Nitin B. Vyakaranam, founder and CEO, Artha Yantra says that investors too should not go for quick bucks. “This is a classic problem that exists where customers feel they want more and more returns. Some investors might be in a bad situation financially and they feel they can overcome it by making it somewhere else. Fraudsters are always around to take advantage.”.
Sharad Singh, founder and chief executive officer, Invezta.comsays that stock tips per se are not evil. It’s when the advisor just offers derivative instruments in equities or fixed income is when the problem lies. “If the advisor offers long-term stock advisory and ensures that only the right-minded people are offered equity shares, especially derivatives, then it’s okay.”
Jain’s numerous websites not only put up a fake track record, consistently. They also put up testimonials; praises sung by its customers about the returns the website’s tips helped them generate. The problem was; they were all fake. Says the SEBI order: “It is understood that the Noticees (Jain and his gang) themselves post positive reviews and testimonials of getting unbelievable returns from the unregistered investment advisory websites on www.tradingtipscomplaints.com to promote subscriptions.”
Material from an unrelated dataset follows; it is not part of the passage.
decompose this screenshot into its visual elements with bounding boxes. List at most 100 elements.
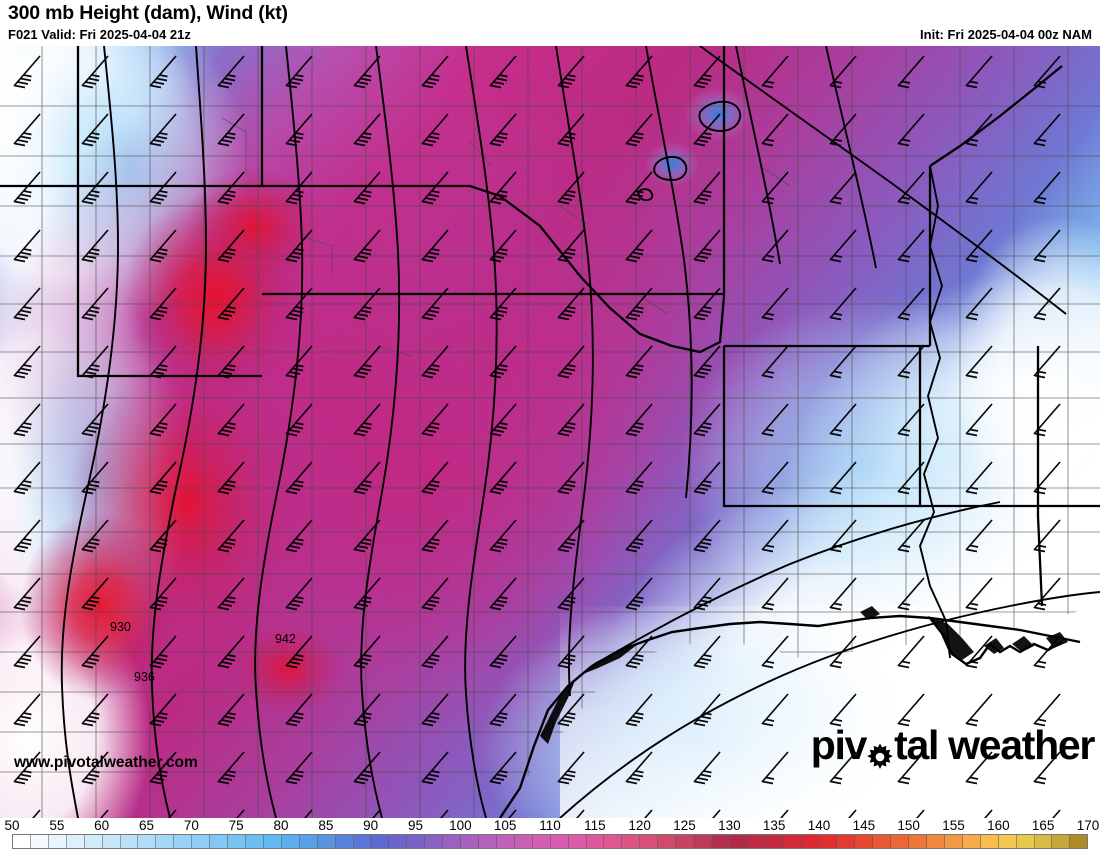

The bigger problem is, “there is not much you can do and separate the genuine from the fake testimonials,” says Krishna Kuppa. Sanjiv Singhal, founder and chief operating officer, Scripboxsays that a better way to check testimonials is to search for it on the internet, elsewhere.
“A simple way is to just run a google search on the internet. If you find references of the website or the firm, or its key officials being quoted in the press or have written blogs, you atleast know that these people exist and are genuine.”
But, he adds, if you don’t find any other reference of the firm other than its own website, it should raise a red flag.
Remember those incidents where people ordered a mobile phone online and got a brick inside the package, instead? That’s the tricky part of ordering something online. This includes making a financial payment to an online advisory firm you have little knowledge about.
Most experts we spoke to said that there’s a risk here of your advisor running away after taking your money. Much like Jain and his gang who- as per many complaints documented in SEBI’s order - simply stopped picking up calls once investors realised that their stock tips started to flop, one after another.
Vyakaranam of Artha Yantra says that most credible online financial firms have a dedicated call centre. Once they take payments, they call you to confirm or get our Know-Your-Customer documents picked up physically. A good and professional call centre interaction inspires confidence, experts say.Ultimately, remember this: If it’s too good to be true, it is in fact too good to be true. If your advisor talks words like “double your money”, “guarantee returns” and sounds too enticing, run as far as possible from him.